The Scars Between Us is the fourth full-length album by American groove metal band Skinlab. It was released September 15, 2009, seven years after the band's previous studio album.

Track listing
 "Face of Aggression" - 3:44
 "Amphetamine Gods" - 3:22
 "Scream at the World" - 5:44
 "Wolvesblood" - 3:24
 "Karma Burns" - 6:46
 "In for the Kill" - 4:19
 "Paper Trails" - 5:55
 "Still Suffering" - 4:42
 "Bloodclot" - 1:56
 "My Vendetta" - 5:01
 "The Scars Between Us" - 5:35

Critical reception
Reviews of the album ranged from negative to mixed.

AllMusic gave a mixed review, classifying the songs as technically competent but unoriginal nu metal tracks with far too long a run-time. There were also accusations that riffs had gone far past being influenced and outright impersonated various major bands such as Metallica and Machine Head.
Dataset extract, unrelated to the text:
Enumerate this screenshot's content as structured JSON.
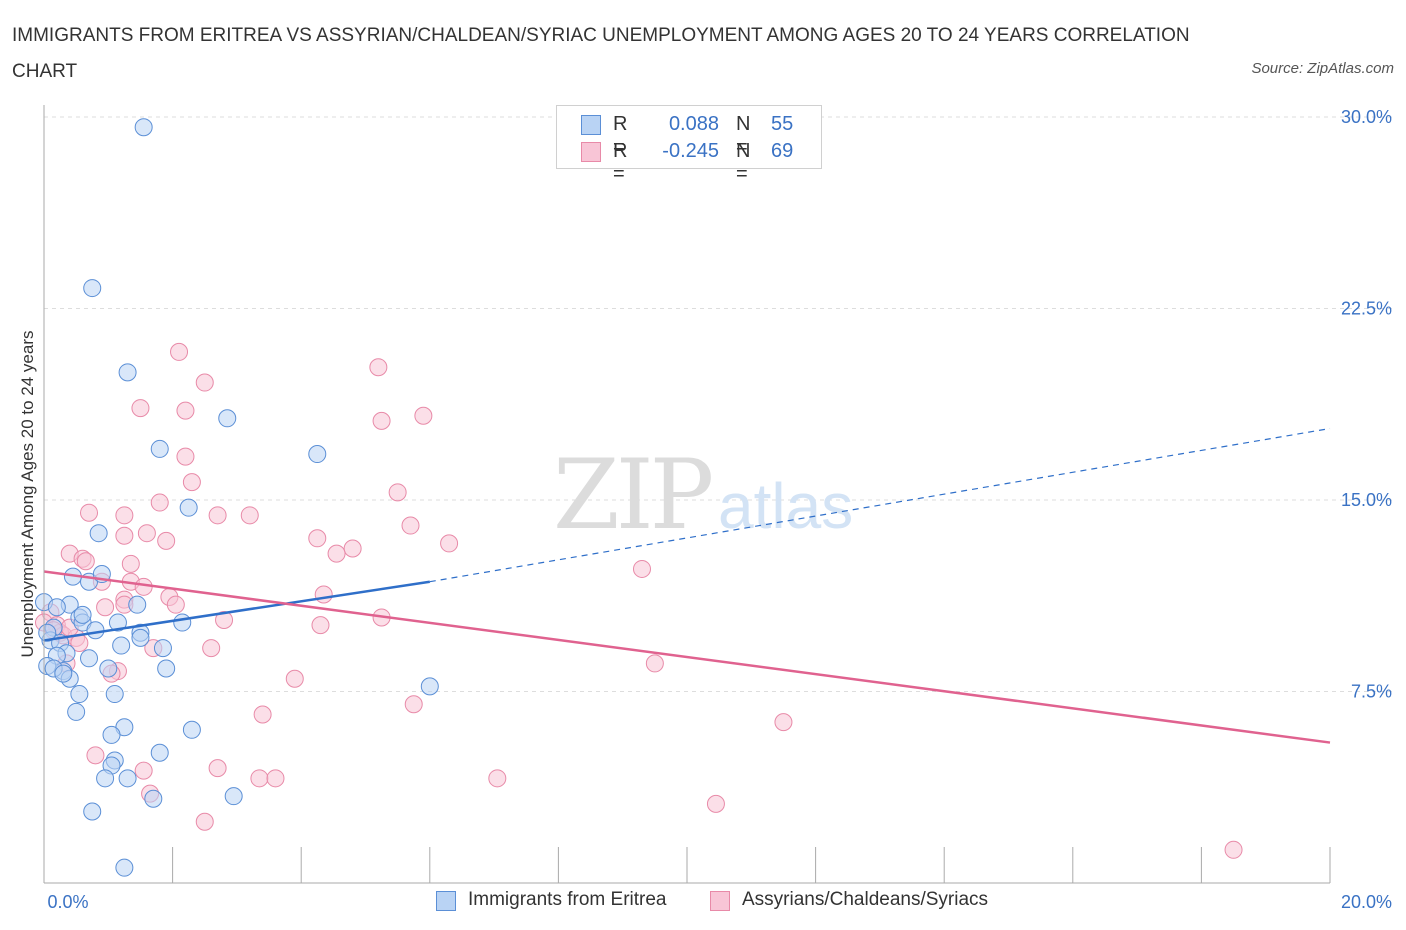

MetalSucks gave a negative review, again criticising the lack of originality and flagrant impersonations. The review also criticised the loss of groove seen in the band's early work, leading to a general dullness in a number of songs.

Exclaim! also gave a mixed reception of the review, judging it "moderately interesting" but once again criticised the lack of originality.